Machine Learning Project Credit Scorecard Model (Using Logistic Regression) on Home Credit Indonesia
Problem :
The main risk for loan companies is failure to assess credit risk accurately and efficiently. Disadvantage of Manual credit risk assessment :
- Subjectivity can introduce bias and inconsistency in decision-making
- Time-consuming especially when dealing with a large number of loan applications.
- Humans errors, such as data entry mistakes, miscalculations, or oversight of important details
Challenges :
Build a machine learning model that can automatically assess loans
- Predict client’s repayment abilities
- Speed up inspection filing without spending more money
There are 40 columns that have null values. And handling missing value by drop feature that have missing value > 50%, and replace missing values on numerical category with median & categorical with mode.
Split Data Train (80:20).
Categorical & Numerical Selection with criteria :
- Low cardinality (unique)
- No null values
- p-value < 0.05 (using chi square for categorical & ANOVA for numerical)
- Correlation coefficient <= 0.7
Before Feature Selection = 122 columns
After Feature Selection = 16 columns
Weight of Evidence (WOE) & Information Value (IV)

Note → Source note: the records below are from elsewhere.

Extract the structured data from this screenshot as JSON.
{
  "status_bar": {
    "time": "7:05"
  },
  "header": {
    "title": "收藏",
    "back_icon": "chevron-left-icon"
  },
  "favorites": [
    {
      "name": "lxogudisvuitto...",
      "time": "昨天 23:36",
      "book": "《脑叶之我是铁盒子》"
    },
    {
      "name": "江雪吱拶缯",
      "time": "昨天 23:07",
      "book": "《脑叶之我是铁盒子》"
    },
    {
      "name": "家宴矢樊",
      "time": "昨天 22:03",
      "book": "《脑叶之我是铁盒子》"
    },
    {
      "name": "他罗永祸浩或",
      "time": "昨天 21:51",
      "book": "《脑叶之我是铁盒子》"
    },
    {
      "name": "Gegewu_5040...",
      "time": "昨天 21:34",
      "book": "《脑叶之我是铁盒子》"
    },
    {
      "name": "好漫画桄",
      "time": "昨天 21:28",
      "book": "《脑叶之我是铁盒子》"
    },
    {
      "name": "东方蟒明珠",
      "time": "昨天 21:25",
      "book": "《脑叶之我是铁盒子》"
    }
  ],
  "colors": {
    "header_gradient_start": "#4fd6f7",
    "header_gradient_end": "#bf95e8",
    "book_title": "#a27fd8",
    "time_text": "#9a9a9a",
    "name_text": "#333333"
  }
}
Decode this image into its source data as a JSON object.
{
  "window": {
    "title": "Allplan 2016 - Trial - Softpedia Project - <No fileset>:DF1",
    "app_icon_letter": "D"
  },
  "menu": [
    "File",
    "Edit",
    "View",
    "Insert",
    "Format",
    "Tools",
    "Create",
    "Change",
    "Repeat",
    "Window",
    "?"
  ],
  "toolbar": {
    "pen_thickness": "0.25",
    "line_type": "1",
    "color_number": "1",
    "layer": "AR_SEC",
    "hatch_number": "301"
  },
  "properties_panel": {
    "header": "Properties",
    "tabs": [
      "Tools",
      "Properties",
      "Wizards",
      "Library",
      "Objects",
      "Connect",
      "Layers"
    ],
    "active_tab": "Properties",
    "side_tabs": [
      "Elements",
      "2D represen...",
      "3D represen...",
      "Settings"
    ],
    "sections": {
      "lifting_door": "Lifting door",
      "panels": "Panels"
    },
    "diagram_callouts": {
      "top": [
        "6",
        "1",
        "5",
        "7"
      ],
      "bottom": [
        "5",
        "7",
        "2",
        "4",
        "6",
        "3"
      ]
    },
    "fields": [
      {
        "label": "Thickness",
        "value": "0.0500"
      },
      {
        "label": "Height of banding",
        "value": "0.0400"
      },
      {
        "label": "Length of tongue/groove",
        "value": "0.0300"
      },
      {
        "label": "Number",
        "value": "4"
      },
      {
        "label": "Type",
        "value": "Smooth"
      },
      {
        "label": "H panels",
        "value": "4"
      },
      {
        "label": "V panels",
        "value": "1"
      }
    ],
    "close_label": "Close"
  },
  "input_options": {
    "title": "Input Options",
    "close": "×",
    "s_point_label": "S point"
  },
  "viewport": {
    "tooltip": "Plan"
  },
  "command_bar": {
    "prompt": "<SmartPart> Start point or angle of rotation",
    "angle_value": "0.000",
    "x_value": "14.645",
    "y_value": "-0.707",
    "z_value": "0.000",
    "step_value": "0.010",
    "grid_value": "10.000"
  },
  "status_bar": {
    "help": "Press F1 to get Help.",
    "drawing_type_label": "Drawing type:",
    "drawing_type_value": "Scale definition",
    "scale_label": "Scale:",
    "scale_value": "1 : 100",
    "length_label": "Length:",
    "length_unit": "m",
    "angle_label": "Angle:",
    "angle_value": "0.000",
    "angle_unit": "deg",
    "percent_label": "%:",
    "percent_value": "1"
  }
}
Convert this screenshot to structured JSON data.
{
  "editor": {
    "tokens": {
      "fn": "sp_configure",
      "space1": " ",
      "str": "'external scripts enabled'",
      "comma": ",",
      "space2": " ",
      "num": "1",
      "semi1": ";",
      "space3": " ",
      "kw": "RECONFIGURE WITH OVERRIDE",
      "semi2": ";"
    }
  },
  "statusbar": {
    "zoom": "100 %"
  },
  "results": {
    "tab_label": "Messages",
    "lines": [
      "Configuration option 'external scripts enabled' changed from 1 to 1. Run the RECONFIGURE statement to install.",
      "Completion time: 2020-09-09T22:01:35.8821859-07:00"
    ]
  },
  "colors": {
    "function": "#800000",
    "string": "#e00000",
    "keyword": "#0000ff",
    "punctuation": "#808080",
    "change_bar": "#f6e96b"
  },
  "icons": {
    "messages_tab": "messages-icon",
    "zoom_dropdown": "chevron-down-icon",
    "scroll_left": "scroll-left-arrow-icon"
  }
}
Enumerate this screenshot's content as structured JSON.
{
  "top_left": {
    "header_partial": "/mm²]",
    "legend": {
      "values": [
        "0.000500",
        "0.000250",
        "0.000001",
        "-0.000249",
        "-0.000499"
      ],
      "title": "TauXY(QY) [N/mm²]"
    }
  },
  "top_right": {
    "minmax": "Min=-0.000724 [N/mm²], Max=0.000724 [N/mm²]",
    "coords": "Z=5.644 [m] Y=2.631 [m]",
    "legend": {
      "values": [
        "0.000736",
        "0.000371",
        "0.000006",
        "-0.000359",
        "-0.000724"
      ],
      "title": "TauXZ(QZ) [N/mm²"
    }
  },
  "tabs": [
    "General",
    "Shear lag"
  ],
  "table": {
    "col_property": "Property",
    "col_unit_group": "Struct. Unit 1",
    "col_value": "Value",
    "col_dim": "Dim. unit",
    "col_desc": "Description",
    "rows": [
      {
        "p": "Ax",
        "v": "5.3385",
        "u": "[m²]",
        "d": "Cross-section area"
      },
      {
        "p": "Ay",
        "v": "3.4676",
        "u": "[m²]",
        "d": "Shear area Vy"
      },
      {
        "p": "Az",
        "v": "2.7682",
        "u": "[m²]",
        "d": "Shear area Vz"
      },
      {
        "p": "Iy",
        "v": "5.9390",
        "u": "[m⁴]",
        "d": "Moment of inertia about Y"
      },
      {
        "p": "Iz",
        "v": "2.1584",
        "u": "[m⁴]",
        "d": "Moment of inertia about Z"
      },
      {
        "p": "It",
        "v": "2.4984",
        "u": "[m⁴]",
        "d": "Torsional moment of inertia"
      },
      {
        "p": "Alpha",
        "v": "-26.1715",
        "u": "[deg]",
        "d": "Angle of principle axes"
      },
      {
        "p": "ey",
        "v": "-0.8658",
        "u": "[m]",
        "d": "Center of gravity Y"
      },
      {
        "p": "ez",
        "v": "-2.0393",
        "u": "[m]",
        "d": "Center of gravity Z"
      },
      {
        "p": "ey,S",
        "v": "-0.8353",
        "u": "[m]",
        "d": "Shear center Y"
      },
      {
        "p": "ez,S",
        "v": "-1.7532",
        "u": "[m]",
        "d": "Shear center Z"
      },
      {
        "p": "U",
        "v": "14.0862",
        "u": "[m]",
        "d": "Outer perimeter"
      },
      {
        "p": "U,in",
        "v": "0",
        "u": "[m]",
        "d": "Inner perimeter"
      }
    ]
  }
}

- WOE generally described as a measure of the separation of good and bad customers
- IV helps to rank variables on the basis of their importance.
Drop Feature No Needed :
- IV < 0.02, The variable is Not useful for prediction
- IV> 0.5, The variable is Suspicious Predictive Power
Before Feature Engineering = 16 columns
After Feature Engineering = 14 columns
- 61.23% customers that do not have payment difficulty are female, and 30.70% are Male
- In UK, Women account for 65% of the home credit industry's customers (Bermeo, 2018)
- Recommendation : Start a campaign to encourage more women to apply for credit
- 23.37% customers that do not have payment difficulty are laborers, then followed by staff and managers.
- Recommendation : Start a campaign to encourage more laborers, staff, and managers to apply for credit
- Mean AUROC of 0.7304 is generally considered good, indicating that the logistic regression model is effective at distinguishing between the positive and negative classes.
- Based on (Trifonova, 2012) An AUC - ROC 0.7–0.8 is considered good.
- Gini coefficient of 0.4608 indicates a relatively strong separation between the model's performance and random chance.
- It suggests that the logistic regression model has a good discriminatory ability.
- Based on (Teng, 2011) Gini coefficient 0.4 - 0.5 considered big gap.
- Base (Intercept) = 555
- Min Score = 300 (FICO)
- Max Score = 850 (FICO)
- Precision = Out of all the loan status that the model predicted would get good loan, only 96% actually did.
- Recall = Out of all the loan status that actually did get good loan, the model only predicted this outcome correctly for 68% ofthose loan status.
- F1 Score = 0.8. F1 score of 0.7 or higher is often considered good (spotintelligence.com, 2023) The accuracy is not really good because we've got 0.68 out of 1
62.46% got correct variable of good loan
- Best threshold = 0.353918 (Using Youden J-Statistic)
- Best threshold is used to minimized the False Positive Rate and maximize the True Positive Rate
- Precision = Out of all the loan status that the model predicted would get good loan, only 94% actually did.
- Recall = Out of all the loan status that actually did get good loan, the model only predicted this outcome correctly for 88% ofthose loan status.
- F1 Score = 0.9. F1 score of 0.7 or higher is often considered good (spotintelligence.com, 2023) The accuracy increased significantly from 0.68 to 0.84
80.44% got correct variable of good loan.
- Choosing a 0.5 threshold might mean rejecting a lot of applicants with rejection rate 34%, which could lead to losing business
- With best threshold, we've got rejection rate 14%
- So, we've decided to keep our preferred threshold = 0.353918 and Credit Score of 516
Partial Auto Reject & Auto Approve
- If a submission seems bad, it is rejected right away.
- If a submission appears to be very good, it is accepted immediately.
- If there's uncertainty, it is manually checked by the assessment team.
Create targeted campaign
- We should launch additional campaigns targeting women, laborers, staff, and managers to encourage them to apply for credit.